Insurers Caution Against Making Maryland Commissioner An Elected Office
ANNAPOLIS, MD – Maryland legislators asking to change the office of insurance commissioner from an appointed to an elected office should be careful what they ask for, according to the Property Casualty Insurers Association of America (PCI).
In a hearing today before the House Economic Matters Committee, legislators heard arguments from the insurance industry on several insurance-related bills. H.B. 701, sponsored by Rep. Herman L. Taylor would repeal the authority of the Governor to appoint the Maryland Insurance Commissioner after January 9, 2007; require the commissioner to be elected at a general election every four years beginning with the November general election in 2006; and establish a term of four years for the elected commissioner.

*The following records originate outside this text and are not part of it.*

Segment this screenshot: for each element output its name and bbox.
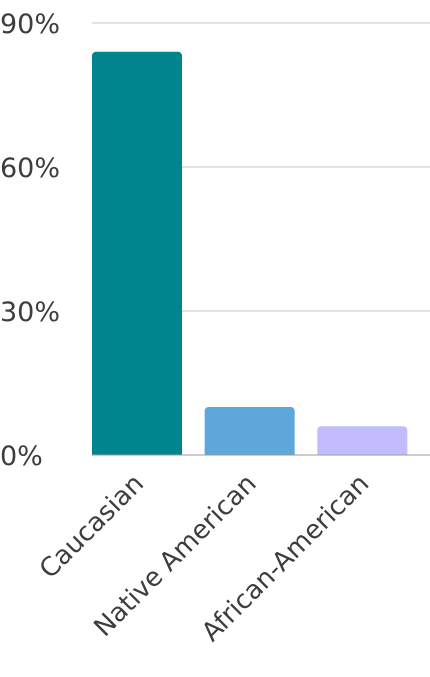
bar-base-native-american <box>204 450 295 455</box>
y-tick-label: 30% <box>0 297 60 328</box>
y-axis-tick-labels: 0% 30% 60% 90% <box>0 9 60 472</box>
y-tick-label: 0% <box>0 441 43 472</box>
bar-african-american <box>317 426 408 455</box>
x-tick-label: Caucasian <box>34 469 150 585</box>
y-tick-label: 60% <box>0 153 60 184</box>
bar-base-african-american <box>317 450 408 455</box>
y-tick-label: 90% <box>0 9 60 40</box>
bar-native-american <box>204 407 295 455</box>
bar-base-caucasian <box>92 450 182 455</box>
bars <box>92 51 408 456</box>
bar-caucasian <box>92 51 182 456</box>
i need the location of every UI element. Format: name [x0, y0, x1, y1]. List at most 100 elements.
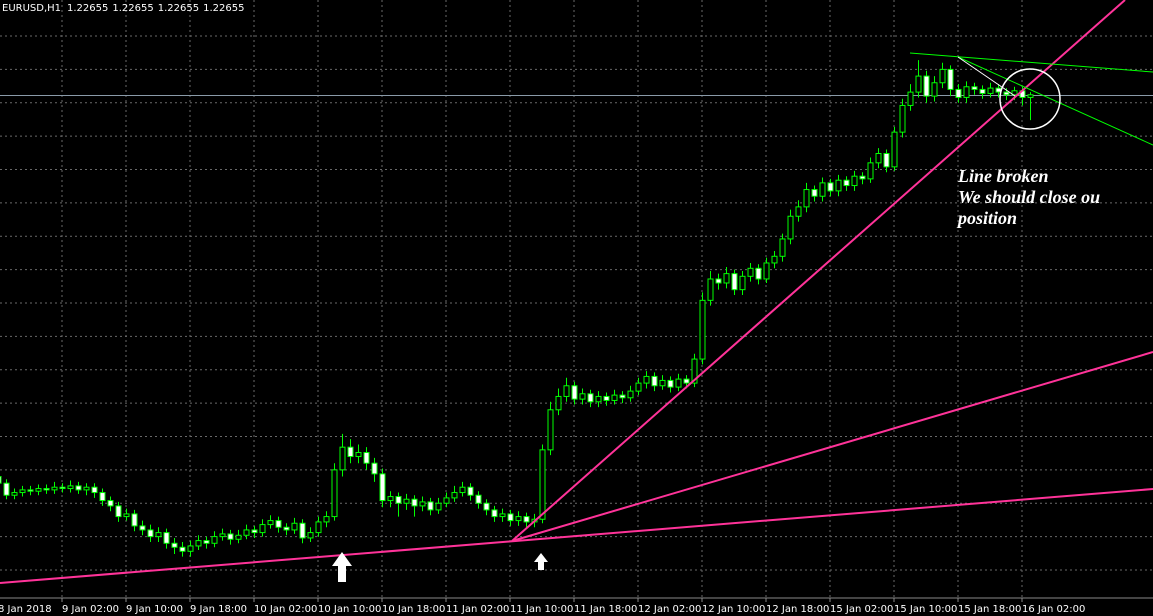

Bob Enten, PCI's Maryland local counsel, argued against the bill, cautioning that by making the office an elected position, they would be denying future governors the right to appoint their own commissioner. Additionally, the state should not rely on calling for an elected regulator every time the Legislature disagrees with how a commissioner is doing his or her job, Enten added.
PCI is concerned that elected regulators could unnecessarily politicize agencies and issues. No other regulatory agency in Maryland or across the nation – banking, securities, utilities, or commerce – has an elected commissioner for good reason. The same sound public policy should apply to regulation of the insurance industry.
PCI is composed of more than 1,000 member companies, representing the broadest cross-section of insurers of any national trade association. PCI members write $173.6 billion in annual premium, 39.1 percent of the nation's property/casualty insurance. Member companies write 49.1 percent of the U.S. automobile insurance market, 37.8 percent of the homeowners market, 31.8 percent of the commercial property and liability market, and 38.5 percent of the private workers compensation market.